Courage, convidence, moral conviction and integrity
Published 6:05 pm Tuesday, June 11, 2013
I noticed the email from an unknown sender. The subject line said simply, “Thank You.” Despite warnings about opening emails from people you don’t know, I could not help myself, and in this case I was rewarded.
It has been 30 years since I have seen Andy Womack. His father was a trusted employee and friend of my father. Andy went off to the Marines and served at Camp David. Though he was younger than me, I couldn’t help but be impressed with the way he looked in his dress uniform.
He came to work at the peanut company after his service. The military and a peanut mill are pretty far apart in structure and discipline. After a while, Andy moved on with the desire to find his own way. Different in many ways, we shared that need to find our own place.
Andy saw my email address on a Facebook page dedicated to our common hometown. After all these years, he reached out to me. While I was included in his email, it was really about my father.
I responded by telling him how much his own father meant to my Dad. “We should all be so fortunate to have that kind of bond,” I told him.
“Our fathers both had courage, confidence, moral conviction, and integrity,” Andy said. “Those traits served to cement a strong bond between them.”
My father passed away 12 years ago. Bobby Womack, Andy’s father, died just a few years earlier. We both aspire to be more like them and we admitted to each other that all these years later, we still miss them terribly.

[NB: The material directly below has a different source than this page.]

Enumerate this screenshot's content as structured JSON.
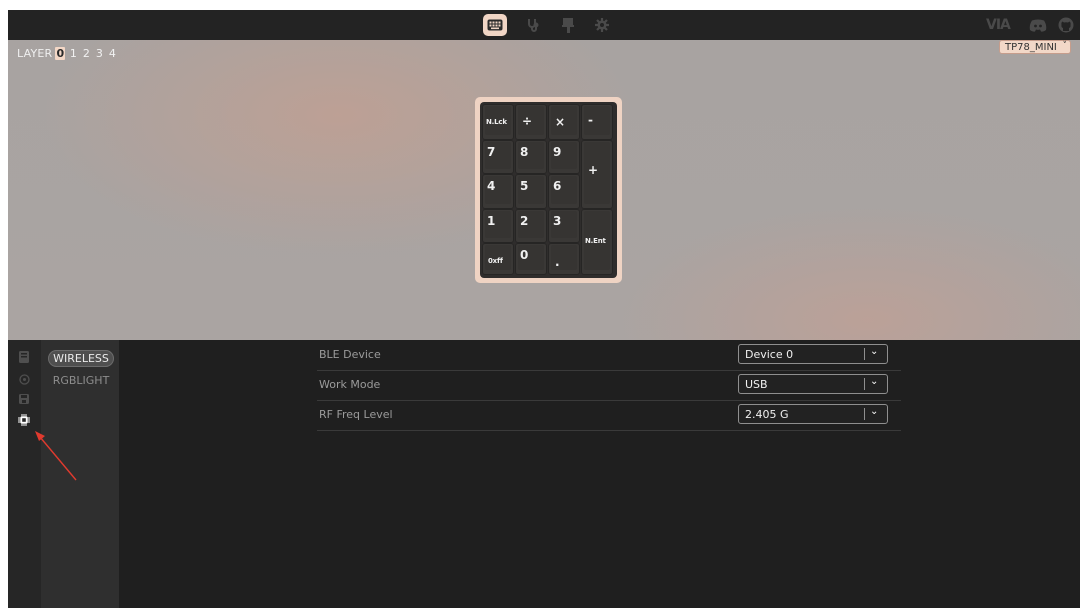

Sunday is Father’s Day and I knew I wanted to write something about my dad. It was a gift to have an email from someone more than three decades in my past talk about my own father this very week.
I have said before that my grandfather was my hero but my father was my teacher. What I didn’t realize when I first said those words was just how much he taught me. I don’t hold my father up as someone larger than life. Rather, more than anyone he just taught me about life; the real kind that we live every day.
I know my father would be proud of me. I just wish I could tell him one more time how proud I still am of him. In the words of my newly rediscovered friend, Andy, my father had courage, confidence, moral conviction and integrity.
I could not have said it any better myself.